Why do episodes like my deportation lead to these expressions of much wider discontent? As a foreign university executive I will confine my remarks here to university governance, and not make comments on national governance issues.
It is no secret that the state of the universities in PNG leaves much to be desired, and is mission critical. The precarious situation at UPNG is widely known, for example, and was recently reviewed by Scott MacWilliam.
UNITECH was created to "engender the critical evaluation of science and technology for PNG and the South Pacific". Currently, heavy teaching loads, lack of resources and insufficient of independent researchers with a PhD are available to live up to this promise. Better administration, however, can lead to quick results. Last year, however, we were able to improve lab facilities somewhat and hire over 20 new faculty members with a PhD. We are currently building 23 new houses for these and other new staff members. At UNITECH, we believe that with fully qualified academics, research and teaching will improve, and learning among our students will increase.
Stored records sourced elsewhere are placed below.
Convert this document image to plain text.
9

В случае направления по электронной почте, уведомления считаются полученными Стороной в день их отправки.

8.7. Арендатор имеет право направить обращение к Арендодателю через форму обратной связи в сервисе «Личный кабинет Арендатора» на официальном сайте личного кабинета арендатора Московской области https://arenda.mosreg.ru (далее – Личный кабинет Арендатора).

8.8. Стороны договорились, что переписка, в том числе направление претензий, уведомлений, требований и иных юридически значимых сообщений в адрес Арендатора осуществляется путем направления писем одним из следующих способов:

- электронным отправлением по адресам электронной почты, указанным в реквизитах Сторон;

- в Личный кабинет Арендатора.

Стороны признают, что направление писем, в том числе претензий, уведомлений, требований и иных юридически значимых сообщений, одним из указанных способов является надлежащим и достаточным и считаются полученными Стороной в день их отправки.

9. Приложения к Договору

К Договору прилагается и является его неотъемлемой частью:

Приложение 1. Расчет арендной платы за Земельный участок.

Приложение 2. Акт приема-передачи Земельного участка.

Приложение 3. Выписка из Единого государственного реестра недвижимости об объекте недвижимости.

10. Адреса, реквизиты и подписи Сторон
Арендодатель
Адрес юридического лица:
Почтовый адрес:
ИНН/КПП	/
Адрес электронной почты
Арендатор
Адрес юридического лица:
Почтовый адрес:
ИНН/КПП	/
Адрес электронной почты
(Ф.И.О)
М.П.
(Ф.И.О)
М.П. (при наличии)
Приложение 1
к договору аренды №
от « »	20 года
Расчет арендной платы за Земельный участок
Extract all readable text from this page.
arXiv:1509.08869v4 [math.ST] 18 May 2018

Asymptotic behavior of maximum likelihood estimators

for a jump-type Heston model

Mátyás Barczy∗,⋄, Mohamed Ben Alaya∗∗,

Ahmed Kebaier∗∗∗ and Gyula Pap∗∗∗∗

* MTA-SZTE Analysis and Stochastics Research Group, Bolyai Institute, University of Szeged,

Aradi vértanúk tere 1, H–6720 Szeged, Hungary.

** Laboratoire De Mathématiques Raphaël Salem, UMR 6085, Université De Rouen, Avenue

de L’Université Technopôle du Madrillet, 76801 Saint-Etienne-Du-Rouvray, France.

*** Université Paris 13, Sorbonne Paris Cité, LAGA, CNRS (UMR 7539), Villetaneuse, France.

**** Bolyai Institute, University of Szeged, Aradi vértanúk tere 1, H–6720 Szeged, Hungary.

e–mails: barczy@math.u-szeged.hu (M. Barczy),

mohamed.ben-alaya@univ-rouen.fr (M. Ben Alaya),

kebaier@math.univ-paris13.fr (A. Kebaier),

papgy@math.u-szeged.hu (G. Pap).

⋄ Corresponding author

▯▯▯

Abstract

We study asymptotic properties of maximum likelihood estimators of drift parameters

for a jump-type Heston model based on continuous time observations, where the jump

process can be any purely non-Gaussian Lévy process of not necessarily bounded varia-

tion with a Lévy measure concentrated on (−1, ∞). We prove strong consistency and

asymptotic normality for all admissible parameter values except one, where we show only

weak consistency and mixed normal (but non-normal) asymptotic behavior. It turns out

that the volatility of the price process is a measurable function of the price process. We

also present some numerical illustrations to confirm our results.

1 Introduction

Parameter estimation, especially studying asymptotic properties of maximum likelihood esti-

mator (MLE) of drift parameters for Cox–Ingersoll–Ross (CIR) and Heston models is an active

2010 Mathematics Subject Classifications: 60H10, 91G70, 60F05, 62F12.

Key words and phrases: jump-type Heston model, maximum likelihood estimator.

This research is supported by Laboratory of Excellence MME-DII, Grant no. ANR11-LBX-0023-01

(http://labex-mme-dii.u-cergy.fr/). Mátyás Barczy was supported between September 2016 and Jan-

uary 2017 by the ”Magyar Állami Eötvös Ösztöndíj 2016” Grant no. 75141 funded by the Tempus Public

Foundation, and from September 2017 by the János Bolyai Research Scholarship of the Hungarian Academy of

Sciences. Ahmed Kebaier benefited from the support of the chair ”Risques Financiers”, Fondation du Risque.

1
In 2009, the Australian and PNG government commissioned the Independent Review of the PNG University system (IRUS), and appointed Sir Rabbie Namaliu and Ross Garnaut to undertake a review of the condition of the Papua New Guinea universities. The goal of the review was to assess whether the universities were performing the roles required of them in Papua New Guinea development, and to make recommendations on steps that could be taken to strengthen their contributions to Papua New Guinea development.
The principal recommendations were that:
- First functional governance structures needed to be created, principally that Council size had to be reduced from over 30 in several cases to around 9. UNITECH is the last university in PNG to engage in this process.
- Secondly, it was noted the universities had not been able to invest sufficiently to cope with the around 10% growth of student numbers per year, meaning a doubling of students every 7 years. It was therefore recommended to first improve the quality of in particular undergraduate education, make the investments, and then continue to grow.
Since its publication in 2011, the PNG University Councils and the Vice-Chancellor's Committee made various comments on this report, and the government formerly adopted it as a national policy in June 2012. The implementation plan was approved on 10 October by NEC decision 50/2012. Regrettably, the projected funds for the implementation have not yet started flowing to the universities in sufficient amounts.
According to the UNITECH Act, as Vice-Chancellor of UNITECH it is my responsibility to carry out government policy and uphold the provisions of the university act. This is is why in April last year I initiated a process of Council reform within UNITECH. This process must be carefully orchestrated and must eventually lead in Parliament passing a revised University Act. I am committed to carry this through, because as an international university executive my personal mission is to contribute to the development of universities in developing countries, by sharing my experiences in this field from Europe and the Americas.
Unable to oppose the Council reform policy any longer, regrettably in April the UNITECH Council panicked and the rest is history. When in November reconciliation proved impossible, the government did the right thing by dissolving the former Council and appointing by a new Chancellor plus 4 Interim Council members with a specific mandate. This was later confirmed by the full cabinet in NEC Decision 124/2012 of 20 November 2012. We now must implement this government decision and start the process of the revision of the Act, and the establishment of a permanent Council within 1 year.
Regarding the university funding issue, the University of the South Pacific in Fiji, for example, shows how with a comparable government grant, through transparent financial management, sufficient external resources can be attracted to sustain good quality education, on a well-kept campus with modern facilities.
Creating a sustainable model for funding universities in PNG and achieving the necessary quality and capacity improvements is entirely feasible. External resources will be available when we get our house in order. Last year, for example, with UPNG we were able to attract Erasmus Mundus CARPIMS II mobility funding which allows our staff and students to spend periods abroad for their learning and professional development.
The recommendations of the Namaliu-Garnaut Report are quite sensible, and will guide PNG universities to implement effective strategies, and fulfil the promise contained in their mission statements. Now we must implement them. Today, I hope to be allowed to return to the country to play a role in this exiting and entirely achievable project. When the results will be there for everyone to see the discontent will soon end, never to return.